A relação mantém-se estável e até harmônica mas, após uma série de conflitos e divergências, os dois acabam se separando.
Bastante frustrada, Clementine deseja esquecer todo o relacionamento que teve com Joel, e para isso ela procura uma empresa que supostamente consegue manipular e apagar memórias da mente.
Quando descobre essa intenção, Joel se sente arrasado, e decide então se submeter ao mesmo procedimento.
Tudo ocorre como esperado, e um não se lembra mais do outro. No entanto, mesmo com as memórias ocultadas da consciência, os dois voltam a se encontrar e acabam se relacionando novamente, mas em contrapartida, eles também revisitam toda aquela desilusão dos sentimentos incompreendidos. E voltam a sofrer.
Na ânsia de fugir da realidade (através do esquecimento), a sanidade dos dois foi violada, e a solução “prática” que ambos chegaram para sanar esse tormento foi buscar algo que faça sentido, algo que pudesse uni-los novamente. No caso, a solução era o próprio problema.
Se as memórias dos dois eram atormentadoras, o esquecimento delas foi pior ainda. Uma ironia do destino.

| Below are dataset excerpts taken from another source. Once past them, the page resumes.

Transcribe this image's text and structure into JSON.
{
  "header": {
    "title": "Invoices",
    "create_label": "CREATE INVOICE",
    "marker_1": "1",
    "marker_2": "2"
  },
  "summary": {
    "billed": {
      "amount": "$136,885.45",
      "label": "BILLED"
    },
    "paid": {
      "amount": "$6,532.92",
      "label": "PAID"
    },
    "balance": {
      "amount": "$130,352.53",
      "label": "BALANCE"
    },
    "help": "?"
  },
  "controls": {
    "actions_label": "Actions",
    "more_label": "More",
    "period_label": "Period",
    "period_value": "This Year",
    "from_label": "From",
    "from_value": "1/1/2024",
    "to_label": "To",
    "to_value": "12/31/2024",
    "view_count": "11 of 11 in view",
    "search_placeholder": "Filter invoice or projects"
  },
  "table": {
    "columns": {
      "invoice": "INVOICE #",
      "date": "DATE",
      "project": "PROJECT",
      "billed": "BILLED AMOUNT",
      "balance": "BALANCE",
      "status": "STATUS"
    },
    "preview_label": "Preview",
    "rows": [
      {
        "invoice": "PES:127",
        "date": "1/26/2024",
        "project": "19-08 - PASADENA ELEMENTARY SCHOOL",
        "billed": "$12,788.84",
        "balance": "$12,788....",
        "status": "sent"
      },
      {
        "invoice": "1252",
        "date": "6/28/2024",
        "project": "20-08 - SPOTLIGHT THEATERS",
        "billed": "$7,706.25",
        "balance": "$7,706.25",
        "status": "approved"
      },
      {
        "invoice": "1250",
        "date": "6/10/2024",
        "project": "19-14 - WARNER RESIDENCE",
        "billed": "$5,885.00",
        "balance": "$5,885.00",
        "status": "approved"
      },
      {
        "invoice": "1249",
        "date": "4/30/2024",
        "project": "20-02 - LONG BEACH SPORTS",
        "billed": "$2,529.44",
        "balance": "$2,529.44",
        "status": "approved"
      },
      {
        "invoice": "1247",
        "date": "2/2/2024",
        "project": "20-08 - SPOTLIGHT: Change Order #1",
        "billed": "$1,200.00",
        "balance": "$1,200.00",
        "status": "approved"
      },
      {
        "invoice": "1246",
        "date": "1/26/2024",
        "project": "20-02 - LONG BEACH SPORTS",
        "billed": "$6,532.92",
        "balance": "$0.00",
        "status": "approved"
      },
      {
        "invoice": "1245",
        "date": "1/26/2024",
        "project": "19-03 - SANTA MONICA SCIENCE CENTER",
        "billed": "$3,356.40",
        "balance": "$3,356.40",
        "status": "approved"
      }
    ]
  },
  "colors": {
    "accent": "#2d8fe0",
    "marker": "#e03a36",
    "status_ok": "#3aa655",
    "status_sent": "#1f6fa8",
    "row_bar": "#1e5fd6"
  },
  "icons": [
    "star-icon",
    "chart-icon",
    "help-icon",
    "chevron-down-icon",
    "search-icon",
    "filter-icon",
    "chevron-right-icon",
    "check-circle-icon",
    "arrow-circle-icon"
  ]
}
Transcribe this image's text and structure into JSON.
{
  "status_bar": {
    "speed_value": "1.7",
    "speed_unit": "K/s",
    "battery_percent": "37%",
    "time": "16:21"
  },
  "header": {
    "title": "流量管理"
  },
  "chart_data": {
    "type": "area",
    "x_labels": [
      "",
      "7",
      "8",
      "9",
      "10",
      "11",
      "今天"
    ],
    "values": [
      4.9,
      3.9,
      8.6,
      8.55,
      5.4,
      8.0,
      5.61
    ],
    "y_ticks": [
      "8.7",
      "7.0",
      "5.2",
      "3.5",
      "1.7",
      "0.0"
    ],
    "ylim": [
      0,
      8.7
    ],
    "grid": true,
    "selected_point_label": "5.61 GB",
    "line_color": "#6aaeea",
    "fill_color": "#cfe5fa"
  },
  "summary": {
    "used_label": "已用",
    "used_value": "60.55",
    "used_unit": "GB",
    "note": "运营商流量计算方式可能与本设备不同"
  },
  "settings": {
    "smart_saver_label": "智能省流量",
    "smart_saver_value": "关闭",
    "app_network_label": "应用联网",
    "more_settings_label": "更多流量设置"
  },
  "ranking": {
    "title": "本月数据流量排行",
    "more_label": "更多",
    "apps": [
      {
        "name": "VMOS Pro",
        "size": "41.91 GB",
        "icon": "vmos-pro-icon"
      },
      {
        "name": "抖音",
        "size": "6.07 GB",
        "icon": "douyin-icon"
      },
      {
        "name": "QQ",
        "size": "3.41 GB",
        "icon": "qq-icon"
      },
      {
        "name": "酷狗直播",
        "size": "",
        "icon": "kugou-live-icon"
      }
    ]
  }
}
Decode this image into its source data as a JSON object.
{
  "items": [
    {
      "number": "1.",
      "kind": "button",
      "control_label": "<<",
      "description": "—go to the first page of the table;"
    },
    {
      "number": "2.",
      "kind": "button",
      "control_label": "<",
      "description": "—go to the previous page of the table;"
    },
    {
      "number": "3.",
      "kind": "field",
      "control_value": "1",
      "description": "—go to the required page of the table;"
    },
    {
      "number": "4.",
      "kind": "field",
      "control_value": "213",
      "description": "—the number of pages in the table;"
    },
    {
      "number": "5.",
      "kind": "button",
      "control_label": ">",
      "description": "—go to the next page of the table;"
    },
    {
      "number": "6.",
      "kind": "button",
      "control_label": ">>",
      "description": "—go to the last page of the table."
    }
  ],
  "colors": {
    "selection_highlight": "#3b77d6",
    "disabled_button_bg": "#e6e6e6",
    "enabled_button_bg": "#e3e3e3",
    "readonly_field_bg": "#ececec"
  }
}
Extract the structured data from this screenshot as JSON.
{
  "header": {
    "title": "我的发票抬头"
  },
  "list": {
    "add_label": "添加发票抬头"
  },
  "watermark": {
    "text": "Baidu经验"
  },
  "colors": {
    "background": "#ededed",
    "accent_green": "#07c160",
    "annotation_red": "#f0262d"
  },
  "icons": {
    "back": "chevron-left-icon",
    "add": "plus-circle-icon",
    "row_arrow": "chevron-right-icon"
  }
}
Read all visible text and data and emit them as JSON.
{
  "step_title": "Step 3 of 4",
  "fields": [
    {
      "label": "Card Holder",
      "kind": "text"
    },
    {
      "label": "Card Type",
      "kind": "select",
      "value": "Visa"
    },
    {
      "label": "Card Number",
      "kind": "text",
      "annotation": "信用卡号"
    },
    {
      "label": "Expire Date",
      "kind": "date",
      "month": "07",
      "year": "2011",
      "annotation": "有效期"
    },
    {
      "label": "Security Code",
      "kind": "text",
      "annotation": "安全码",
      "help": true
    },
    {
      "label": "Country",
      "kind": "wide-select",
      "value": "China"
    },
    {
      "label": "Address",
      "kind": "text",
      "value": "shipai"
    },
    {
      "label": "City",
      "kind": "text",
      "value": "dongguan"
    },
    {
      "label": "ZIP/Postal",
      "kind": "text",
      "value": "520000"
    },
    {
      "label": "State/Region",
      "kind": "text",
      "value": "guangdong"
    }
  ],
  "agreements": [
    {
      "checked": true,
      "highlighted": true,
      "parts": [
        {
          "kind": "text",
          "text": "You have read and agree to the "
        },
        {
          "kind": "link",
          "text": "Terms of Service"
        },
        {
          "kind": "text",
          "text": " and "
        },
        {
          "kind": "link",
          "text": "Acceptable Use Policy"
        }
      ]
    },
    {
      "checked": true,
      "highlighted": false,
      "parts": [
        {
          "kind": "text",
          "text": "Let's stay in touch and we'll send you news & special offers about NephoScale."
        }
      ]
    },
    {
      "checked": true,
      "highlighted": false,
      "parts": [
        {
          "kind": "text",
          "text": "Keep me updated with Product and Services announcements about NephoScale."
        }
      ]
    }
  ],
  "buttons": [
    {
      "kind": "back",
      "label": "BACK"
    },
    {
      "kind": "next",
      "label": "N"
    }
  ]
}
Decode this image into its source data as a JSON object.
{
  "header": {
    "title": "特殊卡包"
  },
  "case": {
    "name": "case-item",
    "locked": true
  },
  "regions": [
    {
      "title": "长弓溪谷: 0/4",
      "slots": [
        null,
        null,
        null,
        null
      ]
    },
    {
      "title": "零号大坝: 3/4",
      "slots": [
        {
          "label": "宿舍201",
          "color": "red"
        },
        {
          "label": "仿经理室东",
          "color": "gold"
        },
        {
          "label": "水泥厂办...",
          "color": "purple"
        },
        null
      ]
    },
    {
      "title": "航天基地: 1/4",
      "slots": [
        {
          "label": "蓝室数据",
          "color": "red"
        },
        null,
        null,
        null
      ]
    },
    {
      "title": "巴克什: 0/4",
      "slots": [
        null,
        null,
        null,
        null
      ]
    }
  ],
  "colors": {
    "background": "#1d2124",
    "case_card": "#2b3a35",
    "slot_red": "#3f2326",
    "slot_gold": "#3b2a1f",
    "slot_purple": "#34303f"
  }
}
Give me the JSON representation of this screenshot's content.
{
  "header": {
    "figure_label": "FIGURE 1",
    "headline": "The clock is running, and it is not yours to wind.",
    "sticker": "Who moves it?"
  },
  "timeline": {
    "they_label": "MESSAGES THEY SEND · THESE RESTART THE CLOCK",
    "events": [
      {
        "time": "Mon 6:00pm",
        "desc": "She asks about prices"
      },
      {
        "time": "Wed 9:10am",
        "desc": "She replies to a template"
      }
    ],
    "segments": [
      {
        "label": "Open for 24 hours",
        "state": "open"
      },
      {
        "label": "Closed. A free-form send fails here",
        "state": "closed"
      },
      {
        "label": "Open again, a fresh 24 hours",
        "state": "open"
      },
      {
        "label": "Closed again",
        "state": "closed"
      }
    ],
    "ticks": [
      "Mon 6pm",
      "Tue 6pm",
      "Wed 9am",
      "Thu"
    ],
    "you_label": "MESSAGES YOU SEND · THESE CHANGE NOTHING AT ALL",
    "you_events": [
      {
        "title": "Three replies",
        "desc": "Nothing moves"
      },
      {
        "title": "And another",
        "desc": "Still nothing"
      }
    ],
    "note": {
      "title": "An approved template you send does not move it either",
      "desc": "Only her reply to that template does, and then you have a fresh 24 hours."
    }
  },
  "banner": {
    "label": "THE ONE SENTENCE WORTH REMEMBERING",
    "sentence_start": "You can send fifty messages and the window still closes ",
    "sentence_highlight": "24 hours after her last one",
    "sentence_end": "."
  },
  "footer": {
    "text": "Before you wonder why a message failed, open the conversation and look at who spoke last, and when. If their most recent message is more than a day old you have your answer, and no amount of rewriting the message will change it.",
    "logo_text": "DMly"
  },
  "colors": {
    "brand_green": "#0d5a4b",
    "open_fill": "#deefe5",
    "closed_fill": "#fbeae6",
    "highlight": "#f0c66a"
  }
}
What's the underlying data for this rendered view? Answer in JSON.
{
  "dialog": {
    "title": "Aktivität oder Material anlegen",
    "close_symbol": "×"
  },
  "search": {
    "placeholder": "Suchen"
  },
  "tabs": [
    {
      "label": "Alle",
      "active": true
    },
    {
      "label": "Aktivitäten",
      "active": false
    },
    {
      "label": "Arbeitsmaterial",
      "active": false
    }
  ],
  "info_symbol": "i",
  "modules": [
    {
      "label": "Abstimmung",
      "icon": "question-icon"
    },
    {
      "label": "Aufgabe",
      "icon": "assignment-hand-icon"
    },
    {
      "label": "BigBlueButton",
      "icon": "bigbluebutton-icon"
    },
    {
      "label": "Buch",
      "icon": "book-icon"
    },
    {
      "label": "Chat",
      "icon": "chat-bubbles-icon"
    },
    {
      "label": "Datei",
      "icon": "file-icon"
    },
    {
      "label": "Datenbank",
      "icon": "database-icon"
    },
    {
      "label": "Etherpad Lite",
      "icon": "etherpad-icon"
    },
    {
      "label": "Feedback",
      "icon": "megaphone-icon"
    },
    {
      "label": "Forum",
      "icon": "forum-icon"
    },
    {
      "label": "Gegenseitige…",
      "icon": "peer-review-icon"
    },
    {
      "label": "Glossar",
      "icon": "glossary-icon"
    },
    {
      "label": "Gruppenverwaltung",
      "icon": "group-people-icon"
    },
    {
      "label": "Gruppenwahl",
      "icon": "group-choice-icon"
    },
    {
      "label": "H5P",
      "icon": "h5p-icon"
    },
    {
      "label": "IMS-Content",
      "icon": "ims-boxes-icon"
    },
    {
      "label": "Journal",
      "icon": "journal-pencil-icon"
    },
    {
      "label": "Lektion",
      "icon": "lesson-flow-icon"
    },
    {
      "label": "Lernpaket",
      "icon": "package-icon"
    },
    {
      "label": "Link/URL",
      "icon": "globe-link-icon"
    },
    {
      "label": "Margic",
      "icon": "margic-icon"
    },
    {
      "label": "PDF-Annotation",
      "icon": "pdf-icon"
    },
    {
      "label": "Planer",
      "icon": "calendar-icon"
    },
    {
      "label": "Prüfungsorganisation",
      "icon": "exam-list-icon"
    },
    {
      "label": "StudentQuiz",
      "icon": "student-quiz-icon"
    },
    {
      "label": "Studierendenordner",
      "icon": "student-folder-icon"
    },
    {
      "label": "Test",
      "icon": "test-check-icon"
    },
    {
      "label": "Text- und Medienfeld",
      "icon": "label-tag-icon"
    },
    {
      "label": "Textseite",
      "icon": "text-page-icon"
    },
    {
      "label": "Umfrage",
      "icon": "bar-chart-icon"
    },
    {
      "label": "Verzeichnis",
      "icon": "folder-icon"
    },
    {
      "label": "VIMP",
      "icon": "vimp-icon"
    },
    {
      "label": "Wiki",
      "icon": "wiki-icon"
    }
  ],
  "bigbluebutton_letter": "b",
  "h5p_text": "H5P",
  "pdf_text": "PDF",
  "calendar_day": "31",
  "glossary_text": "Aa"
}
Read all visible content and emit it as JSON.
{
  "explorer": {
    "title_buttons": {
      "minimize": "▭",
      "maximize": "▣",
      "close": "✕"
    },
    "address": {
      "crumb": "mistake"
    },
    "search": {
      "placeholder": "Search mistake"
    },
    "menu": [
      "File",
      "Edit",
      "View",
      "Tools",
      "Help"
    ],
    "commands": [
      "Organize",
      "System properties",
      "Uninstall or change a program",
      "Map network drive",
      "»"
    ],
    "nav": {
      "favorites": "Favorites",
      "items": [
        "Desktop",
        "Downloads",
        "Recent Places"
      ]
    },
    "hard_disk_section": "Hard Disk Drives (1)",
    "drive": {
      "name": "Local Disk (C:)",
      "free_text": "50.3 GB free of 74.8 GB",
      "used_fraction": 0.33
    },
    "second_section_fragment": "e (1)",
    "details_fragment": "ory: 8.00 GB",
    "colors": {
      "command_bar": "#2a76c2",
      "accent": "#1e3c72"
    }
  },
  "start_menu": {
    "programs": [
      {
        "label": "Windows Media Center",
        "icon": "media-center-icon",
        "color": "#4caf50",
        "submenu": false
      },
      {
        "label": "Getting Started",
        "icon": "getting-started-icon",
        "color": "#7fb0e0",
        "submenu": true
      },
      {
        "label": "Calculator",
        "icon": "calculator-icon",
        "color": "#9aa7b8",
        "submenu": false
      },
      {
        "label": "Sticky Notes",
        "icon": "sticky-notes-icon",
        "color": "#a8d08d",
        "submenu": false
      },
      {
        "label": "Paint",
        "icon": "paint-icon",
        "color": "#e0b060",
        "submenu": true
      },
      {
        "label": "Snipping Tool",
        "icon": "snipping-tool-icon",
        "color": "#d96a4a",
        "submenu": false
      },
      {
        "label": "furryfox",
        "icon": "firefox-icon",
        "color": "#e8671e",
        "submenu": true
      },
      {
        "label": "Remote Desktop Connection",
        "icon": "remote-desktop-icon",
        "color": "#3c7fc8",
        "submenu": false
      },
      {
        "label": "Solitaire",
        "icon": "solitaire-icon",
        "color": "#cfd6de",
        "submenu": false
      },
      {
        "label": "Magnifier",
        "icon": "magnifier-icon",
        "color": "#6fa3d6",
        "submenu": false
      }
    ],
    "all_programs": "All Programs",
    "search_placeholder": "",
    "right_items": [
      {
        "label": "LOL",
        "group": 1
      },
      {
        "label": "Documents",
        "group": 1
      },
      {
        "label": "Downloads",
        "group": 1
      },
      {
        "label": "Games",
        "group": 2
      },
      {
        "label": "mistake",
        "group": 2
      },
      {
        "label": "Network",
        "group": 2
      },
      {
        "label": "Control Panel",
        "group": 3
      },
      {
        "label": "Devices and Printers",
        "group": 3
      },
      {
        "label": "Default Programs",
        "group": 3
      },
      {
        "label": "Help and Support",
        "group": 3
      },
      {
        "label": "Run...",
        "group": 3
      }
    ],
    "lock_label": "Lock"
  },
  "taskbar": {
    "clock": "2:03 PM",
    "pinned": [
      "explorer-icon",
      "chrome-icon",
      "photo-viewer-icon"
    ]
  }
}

Com esse roteiro, Kaufman expressa ser equivocada a ideia de que experiências ruins devem ser esquecidas, embora a sabedoria comum diga que “o esquecimento é uma benção”.
Na minha opinião, Kaufman é quem está equivocado, pois esse clichê popular do esquecimento realmente se aplica na maioria das vezes. O fato de que acontecimentos triviais são esquecidos é um fator vantajoso à sobrevivência, além de ser libertador.
Livrar-nos de algo (ou alguém) pode ser a medida necessária para um bem maior. Entretanto, Kaufman bem mostrou que essa escolha sempre poderá acarretar em crise de consciência e, como aconteceu com Joel e Clementine no filme, em frustração e até insanidade.
Outra visão de Kaufman é que devemos ter muito cuidado com aquilo que desejamos, pois os desejos vêm com um certo preço que talvez não estejamos dispostos a pagar.
O esquecimento muitas vezes é uma benção, mas toda benção carrega algum tipo de maldição. Na tentativa de esquecer memórias ruins, podemos cair no erro de ocultar lembranças fundamentais também associadas às experiências desagradáveis e, se for assim, a “dádiva” de esquecer o passado traz o “castigo” de ficarmos reféns do futuro.
Douwe Draaisma, professor de História da Psicologia (Universidade de Groningen) oferece uma opinião refinada:
“Esse filme é uma profunda experiência reflexiva sobre as consequências avessas de um esquecimento deliberado.”